Mientras charlamos las tres, pienso que nuestra sociedad, los adultos, durante mucho tiempo hemos tratado de llevar a los niños a la escuela, de encerrarlos allí, cuando es la escuela la que ha de acercarse a los niños, perseguir sus formas de hacer, de inventar y de sentir. Aprender de ellos, con ellos. Pienso que, cuando llevamos a un niño o niña a la escuela contra su voluntad, en realidad nos alejamos de él y lo que es peor: lo alejamos de sí. Y me viene a la memoria esta frase de Pennac en Mal de escuela: “Pero, de niño, yo no estaba allí. Me bastaba con entrar en un aula para salir de ella”.
¿Cómo podemos recuperar la mirada del niño en la educación? ¿Cómo podemos lograr que sea la escuela la que se acerque a las niñas y niños? “Supone un trabajo personal previo, un entrenamiento de apertura, dejar atrás el juicio y conectar con el ser que tienes delante, quererlo acompañar…”, responde Gema. Y esta voluntad de transformación no es sólo tarea de los educadores: “Los padres somos quienes más amamos a los niños y quienes más les lastimamos, no con una intención, sino por nuestra propia historia y por todas las carencias que traemos”. Qué importante es, para un proyecto como este, el trabajo continuado con las familias, lograr su implicación y su compromiso de seguir avanzando en encontrar esa nueva mirada. Conseguir esa continuidad entre la familia y la escuela. Para La Violeta estas madres y padres han sido además el aliento que le ha permitido esparcir su semilla, su espíritu, mucho más lejos, a través de la sensibilización y la concienciación. Porque solo así «un día las violetas llegarán hasta aquí a millones. Los hielos se derretirán y aquí habrá islas, casas y niños», como escribe Gianni Rodari en el cuento Una violeta en el Polo Norte.
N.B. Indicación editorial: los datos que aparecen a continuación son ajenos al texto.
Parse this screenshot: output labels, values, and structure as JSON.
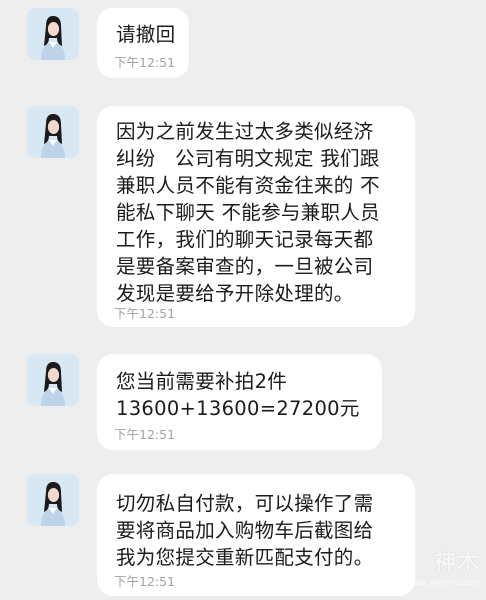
{
  "messages": [
    {
      "text": "请撤回",
      "time": "下午12:51"
    },
    {
      "text": "因为之前发生过太多类似经济\n纠纷   公司有明文规定 我们跟\n兼职人员不能有资金往来的 不\n能私下聊天 不能参与兼职人员\n工作，我们的聊天记录每天都\n是要备案审查的，一旦被公司\n发现是要给予开除处理的。",
      "time": "下午12:51"
    },
    {
      "text": "您当前需要补拍2件\n13600+13600=27200元",
      "time": "下午12:51"
    },
    {
      "text": "切勿私自付款，可以操作了需\n要将商品加入购物车后截图给\n我为您提交重新匹配支付的。",
      "time": "下午12:51"
    }
  ],
  "watermark": {
    "main": "神木",
    "sub": "hao shenmu.com"
  },
  "colors": {
    "background": "#eeeeee",
    "bubble": "#ffffff",
    "text": "#1b1b1b",
    "time": "#a3a3a3"
  },
  "icons": {
    "avatar": "woman-portrait-avatar"
  }
}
Durante más de siete meses hemos podido conocer decenas de proyectos educativos que compartían una filosofía, se diría que una estrategia: la de devolver a los niños y niñas un espacio de confianza y de libertad donde poder desplegarse, donde descubrir y descubrirse, donde aprender a vivir y a convivir desde el respeto. La estrategia, en todos estos proyectos, es compartida. Pero las tácticas son diversas. Las tácticas unas veces hacen hincapié en el entorno (la naturaleza, un espacio de creación artística o de intervención física); otras veces en lo afectivo y relacional (como en los enfoques sistémico y humanista); a veces lo central es la capacidad de decisión, la libertad y la responsabilidad individuales (como ocurre en las escuelas democráticas)...
No le he preguntado a Gema y a Lorena cuál es la táctica de La Violeta, pero la intuyo. O, más que una intuición, es casi como un susurro. Palabras pronunciadas despacio, con ternura:
Mi táctica es mirarte
aprender cómo sos
quererte como sos.
Mi táctica es hablarte
y escucharte
construir con palabras
un puente indestructible.1
Ese puente indestructible es el que la escuela debe también construir. Un puente que nos acerque a las niñas y niños, que nos ayude a caminar a su lado, a aprender cómo son realmente. A aceptarles. A escucharles. A mirarles, no desde el juicio ni la expectativa, sino desde la complicidad y la empatía.
1 De Táctica y estrategia, poema de Mario Benedetti.